Book Description

The Finite Difference Time Domain (FDTD) method is limited by memory requirements and computation time when applied to large problems, complicated geometries, or geometries with fine features. In this thesis, the nonuniform orthogonal FDTD method is presented and applied to a variety of electromagnetic problems. The nonuniform aspect of the method gives great flexibility in modeling complicated geometries with fine features. Furthermore, the variability of the mesh resolution also enables the user to move the boundaries of the computational domain farther away from the center of the problem without an undue increase in the number of cells. Most significantly, the orthogonality of the method preserves the speed of the conventional FDTD method. These three features of the nonuniform orthogonal FDTD method are demonstrated by means of numerical examples throughout the thesis. Grid dispersion error from the nonuniform mesh is analyzed and numerical examples are presented, demonstrating that small growth rates in mesh discretization lead to acceptably small errors.
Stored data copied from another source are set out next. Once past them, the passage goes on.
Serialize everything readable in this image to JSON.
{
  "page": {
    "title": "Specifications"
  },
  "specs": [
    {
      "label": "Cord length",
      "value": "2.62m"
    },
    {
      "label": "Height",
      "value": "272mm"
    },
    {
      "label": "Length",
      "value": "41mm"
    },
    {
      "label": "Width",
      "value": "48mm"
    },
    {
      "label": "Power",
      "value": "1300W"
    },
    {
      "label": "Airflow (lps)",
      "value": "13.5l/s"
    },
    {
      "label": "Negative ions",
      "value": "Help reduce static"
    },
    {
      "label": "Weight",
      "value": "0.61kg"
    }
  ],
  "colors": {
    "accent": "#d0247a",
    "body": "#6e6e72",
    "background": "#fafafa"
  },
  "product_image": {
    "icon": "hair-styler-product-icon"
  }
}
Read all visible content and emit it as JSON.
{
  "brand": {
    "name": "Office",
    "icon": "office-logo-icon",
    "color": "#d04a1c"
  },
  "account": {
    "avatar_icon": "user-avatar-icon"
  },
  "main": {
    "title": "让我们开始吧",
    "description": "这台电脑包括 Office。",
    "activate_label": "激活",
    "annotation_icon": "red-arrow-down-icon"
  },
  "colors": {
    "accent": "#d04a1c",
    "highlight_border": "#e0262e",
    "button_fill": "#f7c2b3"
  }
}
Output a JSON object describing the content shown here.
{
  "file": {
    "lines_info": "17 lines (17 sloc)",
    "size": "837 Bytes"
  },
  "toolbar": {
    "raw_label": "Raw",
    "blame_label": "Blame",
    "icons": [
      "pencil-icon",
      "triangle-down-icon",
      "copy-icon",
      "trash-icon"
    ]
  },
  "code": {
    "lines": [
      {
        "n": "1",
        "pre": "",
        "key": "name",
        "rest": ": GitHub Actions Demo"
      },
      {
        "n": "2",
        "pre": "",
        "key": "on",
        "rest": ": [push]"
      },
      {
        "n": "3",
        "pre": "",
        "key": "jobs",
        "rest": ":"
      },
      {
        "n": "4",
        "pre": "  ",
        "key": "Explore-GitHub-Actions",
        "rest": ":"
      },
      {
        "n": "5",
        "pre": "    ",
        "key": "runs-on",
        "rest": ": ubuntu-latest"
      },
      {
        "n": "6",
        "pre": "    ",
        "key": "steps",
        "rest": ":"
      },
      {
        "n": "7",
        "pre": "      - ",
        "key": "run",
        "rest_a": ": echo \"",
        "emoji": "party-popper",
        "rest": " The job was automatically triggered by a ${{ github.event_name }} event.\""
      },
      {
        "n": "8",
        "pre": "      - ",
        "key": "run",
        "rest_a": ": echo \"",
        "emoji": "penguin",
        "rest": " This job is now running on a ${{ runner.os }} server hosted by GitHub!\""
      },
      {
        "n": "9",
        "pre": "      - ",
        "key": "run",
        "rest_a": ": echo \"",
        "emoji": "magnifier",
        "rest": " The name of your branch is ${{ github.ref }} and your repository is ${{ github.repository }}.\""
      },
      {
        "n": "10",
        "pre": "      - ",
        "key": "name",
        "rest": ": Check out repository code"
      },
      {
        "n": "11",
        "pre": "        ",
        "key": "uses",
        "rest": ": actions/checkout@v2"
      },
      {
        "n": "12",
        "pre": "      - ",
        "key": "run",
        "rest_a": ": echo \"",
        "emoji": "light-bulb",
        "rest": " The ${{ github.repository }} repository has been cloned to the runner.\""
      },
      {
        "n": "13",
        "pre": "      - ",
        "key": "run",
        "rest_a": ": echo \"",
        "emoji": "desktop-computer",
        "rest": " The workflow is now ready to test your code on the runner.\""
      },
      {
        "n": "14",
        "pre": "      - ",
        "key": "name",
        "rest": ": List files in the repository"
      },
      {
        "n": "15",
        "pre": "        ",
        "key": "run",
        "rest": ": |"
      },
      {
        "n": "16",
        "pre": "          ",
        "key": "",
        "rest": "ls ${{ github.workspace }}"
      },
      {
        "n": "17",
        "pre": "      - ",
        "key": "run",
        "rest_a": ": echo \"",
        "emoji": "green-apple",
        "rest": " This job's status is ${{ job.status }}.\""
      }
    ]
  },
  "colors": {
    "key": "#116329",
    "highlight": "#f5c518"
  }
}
The issue of absorbing boundary conditions is addressed with the analysis and application of the dispersive boundary condition on nonuniform meshes. New techniques are also introduced for the efficient characterization of microstrip lines, microstrip discontinuities, and coupled microstrip structures using FDTD data. A local mesh refinement technique is introduced for planar perfect electric conductor, and is shown to be three times more accurate than the staircasing approximation. The versatility of the method is demonstrated by the analysis of a balun-fed folded dipole antenna, the characterization of the transition of grounded coplanar waveguide to microstrip line, and the study of fields in lossy layered media.